The poorest little girls in a village are never invited to dance for the priest.  The little girls from “better” families are imported for the occasion.   A poor disable boy in rags is removed from church. 

But the women, their hearts so close to God, find a way.  After hours of work in gardens and yard and walking to get water, they go to a hill where the spirit of God welcomes them with love and grace. 

As the sun sets, in my country, we are in cars or on buses.  We head for bars or coffee shops or cafes.  We go to gyms or classes or out for a run.  I try to find the “prayer” hill in my community.   I try to find that collective “yes”.

Our churches are mostly locked. 
People say they are spiritual but not religious. 
Our views; the places to inspire and comfort us are covered by high rises. 
Praying in public is not exactly encouraged. 

In Haiti, the church tried to deny women prayer but they resisted and found places of prayer and community anyway.  These women, on the Prayer Hills of Haiti are so inspirational.  They defied all the class barriers and the priests and found a way to pray.  No building.
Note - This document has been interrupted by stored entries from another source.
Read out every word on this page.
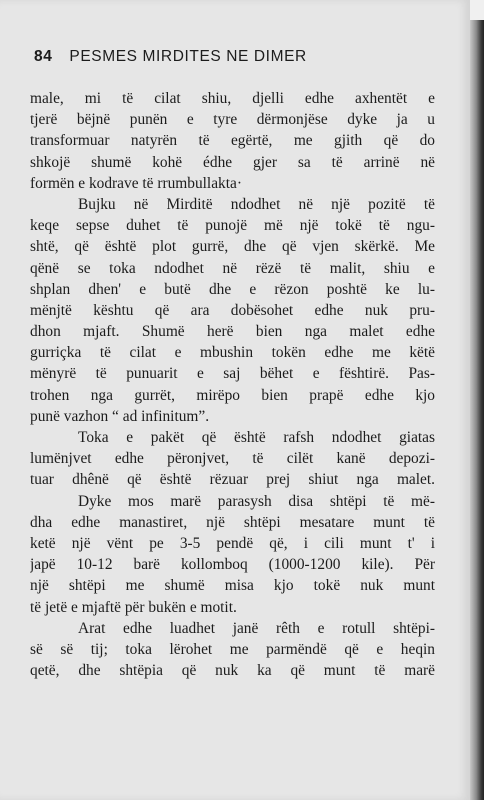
84 PESMES MIRDITES NE DIMER
male, mi të cilat shiu, djelli edhe axhentët e
tjerë bëjnë punën e tyre dërmonjëse dyke ja u
transformuar natyrën të egërtë, me gjith që do
shkojë shumë kohë édhe gjer sa të arrinë në
formën e kodrave të rrumbullakta·
Bujku në Mirditë ndodhet në një pozitë të
keqe sepse duhet të punojë më një tokë të ngu-
shtë, që është plot gurrë, dhe që vjen skërkë. Me
qënë se toka ndodhet në rëzë të malit, shiu e
shplan dhen' e butë dhe e rëzon poshtë ke lu-
mënjtë kështu që ara dobësohet edhe nuk pru-
dhon mjaft. Shumë herë bien nga malet edhe
gurriçka të cilat e mbushin tokën edhe me këtë
mënyrë të punuarit e saj bëhet e fështirë. Pas-
trohen nga gurrët, mirëpo bien prapë edhe kjo
punë vazhon “ ad infinitum”.
Toka e pakët që është rafsh ndodhet giatas
lumënjvet edhe përonjvet, të cilët kanë depozi-
tuar dhênë që është rëzuar prej shiut nga malet.
Dyke mos marë parasysh disa shtëpi të më-
dha edhe manastiret, një shtëpi mesatare munt të
ketë një vënt pe 3-5 pendë që, i cili munt t' i
japë 10-12 barë kollomboq (1000-1200 kile). Për
një shtëpi me shumë misa kjo tokë nuk munt
të jetë e mjaftë për bukën e motit.
Arat edhe luadhet janë rêth e rotull shtëpi-
së së tij; toka lërohet me parmëndë që e heqin
qetë, dhe shtëpia që nuk ka që munt të marë
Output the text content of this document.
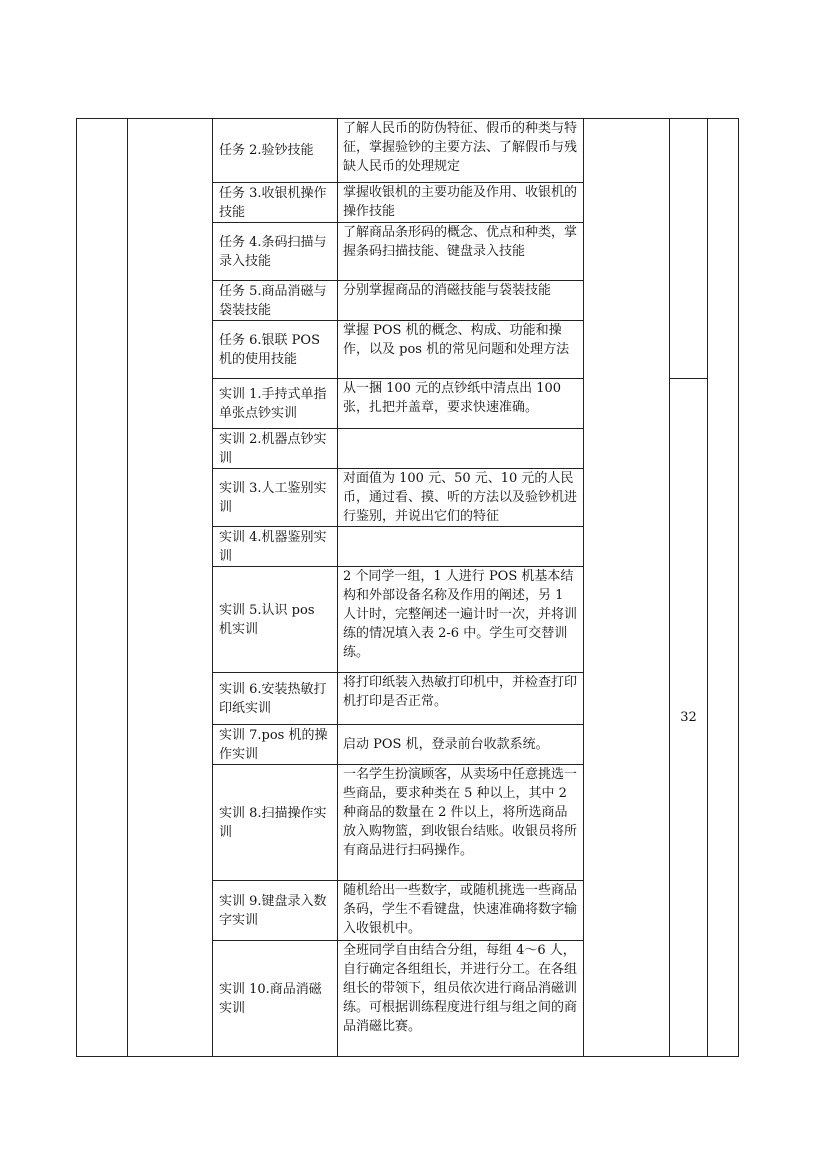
		任务 2.验钞技能	了解人民币的防伪特征、假币的种类与特征，掌握验钞的主要方法、了解假币与残缺人民币的处理规定			
		任务 3.收银机操作技能	掌握收银机的主要功能及作用、收银机的操作技能			
		任务 4.条码扫描与录入技能	了解商品条形码的概念、优点和种类，掌握条码扫描技能、键盘录入技能			
		任务 5.商品消磁与袋装技能	分别掌握商品的消磁技能与袋装技能			
		任务 6.银联 POS 机的使用技能	掌握 POS 机的概念、构成、功能和操作，以及 pos 机的常见问题和处理方法			
		实训 1.手持式单指单张点钞实训	从一捆 100 元的点钞纸中清点出 100 张，扎把并盖章，要求快速准确。		32	
		实训 2.机器点钞实训				
		实训 3.人工鉴别实训	对面值为 100 元、50 元、10 元的人民币，通过看、摸、听的方法以及验钞机进行鉴别，并说出它们的特征			
		实训 4.机器鉴别实训				
		实训 5.认识 pos 机实训	2 个同学一组，1 人进行 POS 机基本结构和外部设备名称及作用的阐述，另 1 人计时，完整阐述一遍计时一次，并将训练的情况填入表 2-6 中。学生可交替训练。			
		实训 6.安装热敏打印纸实训	将打印纸装入热敏打印机中，并检查打印机打印是否正常。			
		实训 7.pos 机的操作实训	启动 POS 机，登录前台收款系统。			
		实训 8.扫描操作实训	一名学生扮演顾客，从卖场中任意挑选一些商品，要求种类在 5 种以上，其中 2 种商品的数量在 2 件以上，将所选商品放入购物篮，到收银台结账。收银员将所有商品进行扫码操作。			
		实训 9.键盘录入数字实训	随机给出一些数字，或随机挑选一些商品条码，学生不看键盘，快速准确将数字输入收银机中。			
		实训 10.商品消磁实训	全班同学自由结合分组，每组 4～6 人，自行确定各组组长，并进行分工。在各组组长的带领下，组员依次进行商品消磁训练。可根据训练程度进行组与组之间的商品消磁比赛。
No stained class windows or priests.    Just women on a hill about as close to God as one can be. 

In my city, I try to find my Prayer Hill.  The thing about a Prayer Hill is that it is public.  You’re with other people.   Its outdoors.  I find myself heading to this one dog park at sunset.   I could walk my dog in the forest but I want the Prayer Hill so I walk quietly surrounded by dog owners and their dogs.  It’s the closest I can get. 



Voodoo

Some may think the women on the hill are practicing voodoo. because they are outside and are not in a formal church.   It is hard for any non-Haitien to ever understand voodoo.  Simply put, it was the religion the African people brought with them during slavery.  It later became infused with Christianity.     

Here’s something to consider.   Imagine you are a young man in Africa and someone captures you and sells you to Europeans because their Dad is mad at your Dad.   The slave trade, I learned in Ghana, was filled with revenges between people who were mad at each other.  And so it seemed that a person could really put a bad curse on you – so bad that you were put in a ship and never saw your family again.  If Haitians believe people can hurt them when they are mad at them, they have centuries of evidence.  

Currently the Republicans have waged a war of fear.  They want us to believe that certain people are a curse; that healthcare for all is a curse.  They fill our screens with fear and revenge.  They have filled us with fear about not having enough, even though we are piled high with things.  The Republicans have used hate to control and curse us, even as slave owners used fear and retaliation.

RESIST

When Haitien women were denied access to churches, they made their own.    Their faith more powerful than the fear.